The downsides of processing files using too large a buffer size
I was recently reading this entry by Ben Boyter, part of which is his discussion of some attempts to optimize file IO. In these attempts he varied his buffer sizes, from reading the entire file more or less at once to reading in smaller buffers. As I thought about this, I had a belated realization about file buffer sizes when you're processing the result as a stream.

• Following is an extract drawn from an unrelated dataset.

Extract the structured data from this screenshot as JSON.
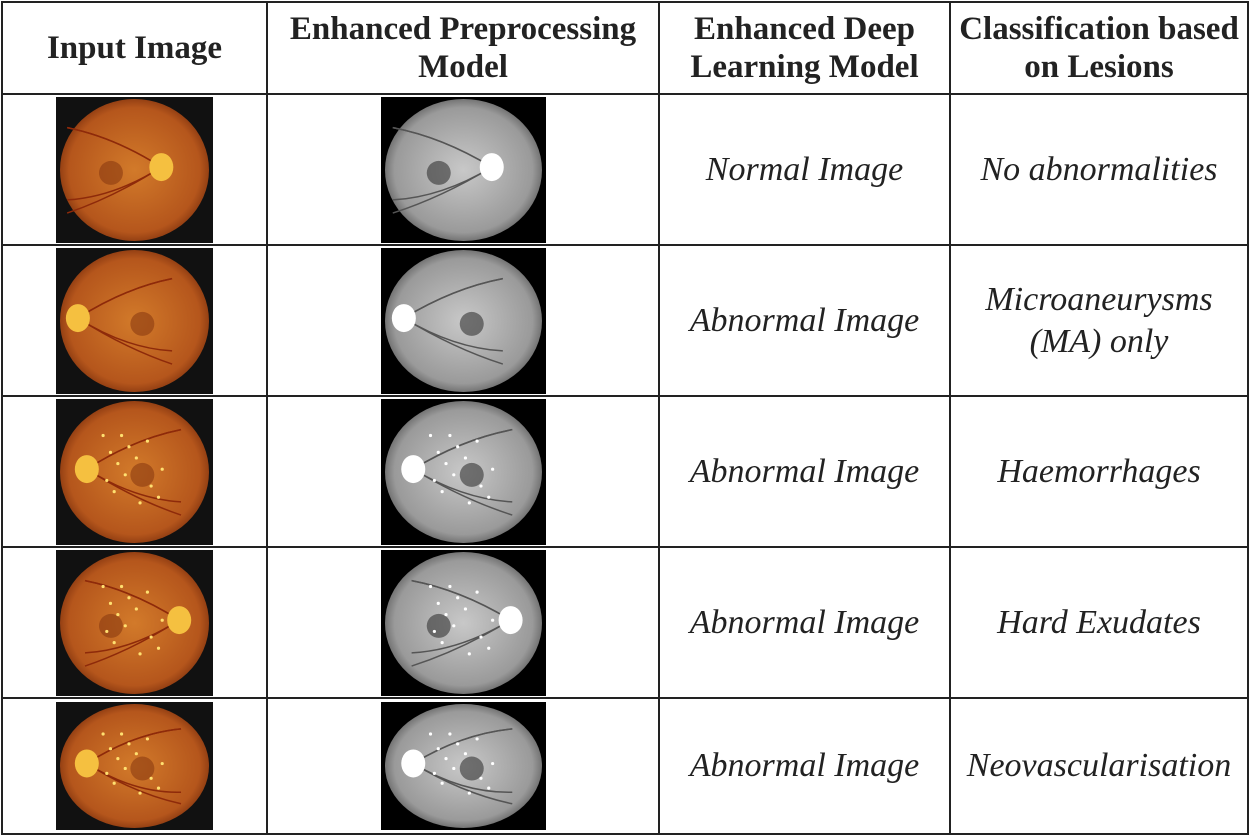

My normal inclination when picking read buffer sizes for file IO is to pick a large number. Classically this has two good effects; it reduces system call overhead (because you make fewer of them) and it gets the operating system to do IO to the underlying disks in larger chunks, which is often better. However, there is a hidden drawback to large buffer sizes, namely that reading data into a buffer is a synchronous action as far as your program is concerned; under normal circumstances, the operating system can't give your program back control until it's put the very last byte of the buffer into place. If you ask for 16 Kb, your program can start work once byte 16,384 has shown up; if you ask for 1 Mbyte, you get to wait until byte 1,048,576 has shown up, which is generally going to take longer. The more you try to read at once, the longer you're going to stall.
On the surface this looks like it reduces the time to process the start of the file but not necessarily the time to process the end (because to get to the end of a 1 Mbyte file, you still need to wait for byte 1,048,576 to show up). However, reading data is not necessarily a synchronous action all the way to the disk. If you're reading data sequentially, all OSes are going to start doing readahead. This readahead means that you're effectively doing asynchronous disk reads that at least partially overlap with your program's work; while your program is processing its current buffer of data, the OS is issuing readaheads and may be able to satisfy your program's next read by just copying things around in RAM, instead of waiting for the disk.

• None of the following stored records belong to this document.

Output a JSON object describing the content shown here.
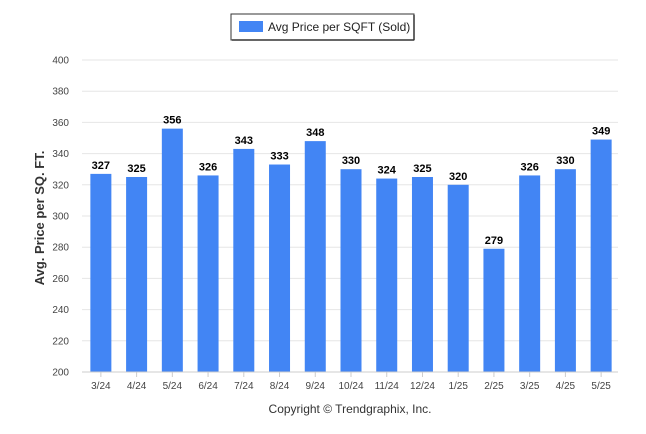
{
  "chart_data": {
    "type": "bar",
    "categories": [
      "3/24",
      "4/24",
      "5/24",
      "6/24",
      "7/24",
      "8/24",
      "9/24",
      "10/24",
      "11/24",
      "12/24",
      "1/25",
      "2/25",
      "3/25",
      "4/25",
      "5/25"
    ],
    "series": [
      {
        "name": "Avg Price per SQFT (Sold)",
        "values": [
          327,
          325,
          356,
          326,
          343,
          333,
          348,
          330,
          324,
          325,
          320,
          279,
          326,
          330,
          349
        ],
        "color": "#4285f4"
      }
    ],
    "ylabel": "Avg. Price per SQ. FT.",
    "xlabel": "",
    "ylim": [
      200,
      400
    ],
    "yticks": [
      200,
      220,
      240,
      260,
      280,
      300,
      320,
      340,
      360,
      380,
      400
    ],
    "grid": true,
    "legend_position": "top-center",
    "data_labels": true
  },
  "footer": {
    "copyright": "Copyright © Trendgraphix, Inc."
  }
}
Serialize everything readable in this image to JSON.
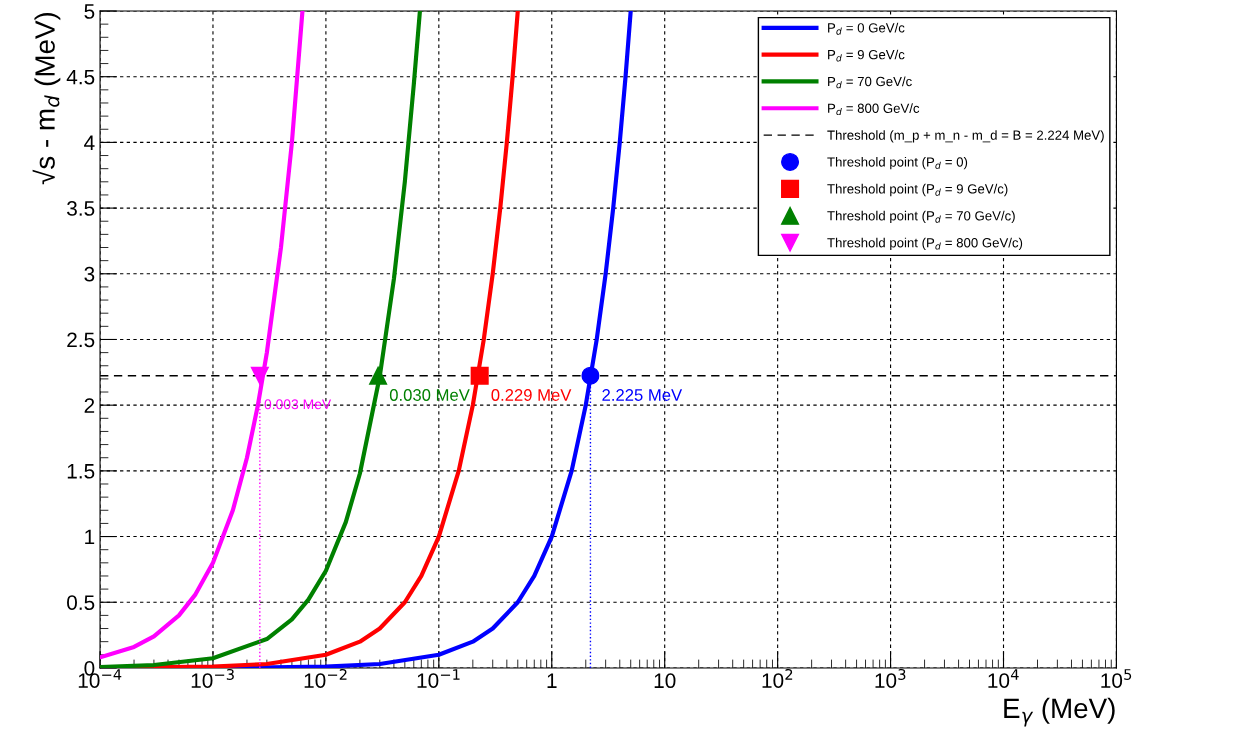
{
  "chart_data": {
    "type": "line",
    "xlabel": "E$_{γ}$ (MeV)",
    "ylabel": "√s - m$_{d}$ (MeV)",
    "log": "x",
    "grid": true,
    "legend": "top right",
    "marker": "none",
    "line_style": "solid",
    "xlim": [
      0.0001,
      100000
    ],
    "xticks": [
      {
        "value": 0.0001,
        "label": "10$^{−4}$"
      },
      {
        "value": 0.001,
        "label": "10$^{−3}$"
      },
      {
        "value": 0.01,
        "label": "10$^{−2}$"
      },
      {
        "value": 0.1,
        "label": "10$^{−1}$"
      },
      1,
      10,
      {
        "value": 100,
        "label": "10$^{2}$"
      },
      {
        "value": 1000,
        "label": "10$^{3}$"
      },
      {
        "value": 10000,
        "label": "10$^{4}$"
      },
      {
        "value": 100000,
        "label": "10$^{5}$"
      }
    ],
    "ylim": [
      0,
      5
    ],
    "yticks": [
      0,
      0.5,
      1,
      1.5,
      2,
      2.5,
      3,
      3.5,
      4,
      4.5,
      5
    ],
    "series": [
      {
        "name": "P$_{d}$ = 0 GeV/c",
        "color": "#0000ff",
        "x": [
          0.0001,
          0.001,
          0.01,
          0.03,
          0.1,
          0.2,
          0.3,
          0.5,
          0.7,
          1,
          1.5,
          2,
          2.5,
          3,
          3.5,
          4,
          4.5,
          5
        ],
        "values": [
          0,
          0,
          0.01,
          0.03,
          0.1,
          0.2,
          0.3,
          0.5,
          0.7,
          1,
          1.5,
          2,
          2.5,
          3,
          3.5,
          4,
          4.5,
          5
        ]
      },
      {
        "name": "P$_{d}$ = 9 GeV/c",
        "color": "#ff0000",
        "x": [
          0.0001,
          0.001,
          0.003,
          0.01,
          0.02,
          0.03,
          0.05,
          0.07,
          0.1,
          0.15,
          0.2,
          0.25,
          0.3,
          0.35,
          0.4,
          0.45,
          0.5
        ],
        "values": [
          0,
          0.01,
          0.03,
          0.1,
          0.2,
          0.3,
          0.5,
          0.7,
          1,
          1.5,
          2,
          2.5,
          3,
          3.5,
          4,
          4.5,
          5
        ]
      },
      {
        "name": "P$_{d}$ = 70 GeV/c",
        "color": "#008000",
        "x": [
          0.0001,
          0.0003,
          0.001,
          0.003,
          0.005,
          0.007,
          0.01,
          0.015,
          0.02,
          0.03,
          0.04,
          0.05,
          0.06,
          0.068
        ],
        "values": [
          0.007,
          0.022,
          0.074,
          0.22,
          0.37,
          0.52,
          0.74,
          1.11,
          1.48,
          2.22,
          2.96,
          3.7,
          4.44,
          5
        ]
      },
      {
        "name": "P$_{d}$ = 800 GeV/c",
        "color": "#ff00ff",
        "x": [
          0.0001,
          0.0002,
          0.0003,
          0.0005,
          0.0007,
          0.001,
          0.0015,
          0.002,
          0.0025,
          0.003,
          0.004,
          0.005,
          0.0062
        ],
        "values": [
          0.08,
          0.16,
          0.24,
          0.4,
          0.56,
          0.8,
          1.2,
          1.6,
          2.0,
          2.4,
          3.2,
          4.0,
          5.0
        ]
      },
      {
        "color": "#ff00ff",
        "line_style": "dotted",
        "x": [
          0.0026,
          0.0026
        ],
        "values": [
          0,
          2.224
        ]
      },
      {
        "color": "#0000ff",
        "line_style": "dotted",
        "x": [
          2.2,
          2.2
        ],
        "values": [
          0,
          2.224
        ]
      },
      {
        "name": "Threshold point (P$_{d}$ = 0)",
        "type": "scatter",
        "marker": "circle",
        "color": "#0000ff",
        "x": [
          2.2
        ],
        "values": [
          2.224
        ]
      },
      {
        "name": "Threshold point (P$_{d}$ = 9 GeV/c)",
        "type": "scatter",
        "marker": "square",
        "color": "#ff0000",
        "x": [
          0.23
        ],
        "values": [
          2.224
        ]
      },
      {
        "name": "Threshold point (P$_{d}$ = 70 GeV/c)",
        "type": "scatter",
        "marker": "triangle",
        "color": "#008000",
        "x": [
          0.029
        ],
        "values": [
          2.224
        ]
      },
      {
        "name": "Threshold point (P$_{d}$ = 800 GeV/c)",
        "type": "scatter",
        "marker": "triangle_down",
        "color": "#ff00ff",
        "x": [
          0.0026
        ],
        "values": [
          2.224
        ]
      }
    ],
    "ref_lines": [
      {
        "axis": "y",
        "value": 2.224,
        "label": "Threshold (m_p + m_n - m_d = B = 2.224 MeV)",
        "color": "#000000",
        "line_style": "dashed"
      }
    ],
    "annotations": [
      {
        "text": "0.003 MeV",
        "x": 0.0026,
        "y": 2.224
      },
      {
        "text": "0.030 MeV",
        "x": 0.029,
        "y": 2.224
      },
      {
        "text": "0.229 MeV",
        "x": 0.23,
        "y": 2.224
      },
      {
        "text": "2.225 MeV",
        "x": 2.2,
        "y": 2.224
      }
    ]
  }
}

If you attempt to read the entire file before processing any of it, you don't get any of these benefits. If you read in quite large buffers, you probably only get moderate benefits; you're still waiting for relatively large read operations to finish before you can start processing data, and the OS may not be willing to do enough readahead to cover the next full buffer. For good results, you don't want your buffer sizes to be too large, although I don't know what a good size is these days.
(Because I like ZFS and the normal ZFS block size for many files is 128 Kb, I think that 128 Kb is a good starting point for a read buffer size. If you strongly care about this, you may want to benchmark on your specific environment, because it's going to depend on how much readahead your OS is willing to do for you.)

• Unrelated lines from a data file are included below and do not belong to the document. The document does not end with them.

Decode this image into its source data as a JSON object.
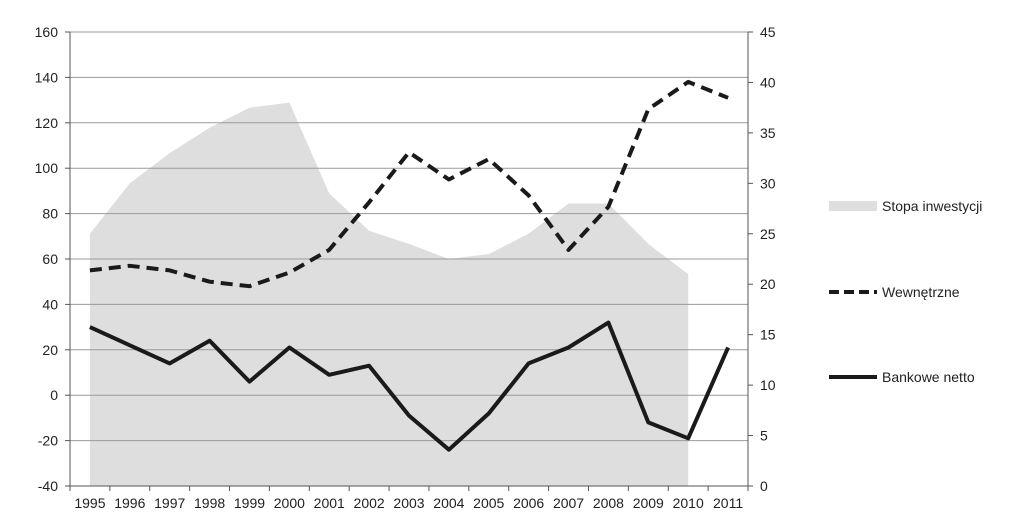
{
  "chart_data": {
    "type": "line",
    "title": "",
    "xlabel": "",
    "ylabel": "",
    "categories": [
      "1995",
      "1996",
      "1997",
      "1998",
      "1999",
      "2000",
      "2001",
      "2002",
      "2003",
      "2004",
      "2005",
      "2006",
      "2007",
      "2008",
      "2009",
      "2010",
      "2011"
    ],
    "ylim_left": [
      -40,
      160
    ],
    "ylim_right": [
      0,
      45
    ],
    "yticks_left": [
      "-40",
      "-20",
      "0",
      "20",
      "40",
      "60",
      "80",
      "100",
      "120",
      "140",
      "160"
    ],
    "yticks_right": [
      "0",
      "5",
      "10",
      "15",
      "20",
      "25",
      "30",
      "35",
      "40",
      "45"
    ],
    "grid": "horizontal",
    "legend_position": "right",
    "series": [
      {
        "name": "Stopa inwestycji",
        "style": "area",
        "axis": "right",
        "color": "#dedede",
        "values": [
          25,
          30,
          33,
          35.5,
          37.5,
          38,
          29,
          25.3,
          24,
          22.5,
          23,
          25,
          28,
          28,
          24,
          21,
          null
        ]
      },
      {
        "name": "Wewnętrzne",
        "style": "dashed",
        "axis": "left",
        "color": "#1a1a1a",
        "values": [
          55,
          57,
          55,
          50,
          48,
          54,
          64,
          85,
          107,
          95,
          104,
          88,
          64,
          83,
          126,
          138,
          131
        ]
      },
      {
        "name": "Bankowe netto",
        "style": "solid",
        "axis": "left",
        "color": "#1a1a1a",
        "values": [
          30,
          22,
          14,
          24,
          6,
          21,
          9,
          13,
          -9,
          -24,
          -8,
          14,
          21,
          32,
          -12,
          -19,
          21
        ]
      }
    ]
  }
}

PS: This also depends on your processing of the file not taking too long. If you can only process the file at a rate far lower than the speed of your IO, IO time has a relatively low impact on things and so it may not matter much how you read the file.
(In retrospect this feels like a reasonably obvious thing, but it didn't occur to me until now and as mentioned I've tended to reflexively do read IO in quite large buffer sizes. I'm probably going to be changing that in the future, at least for programs that process what they read.)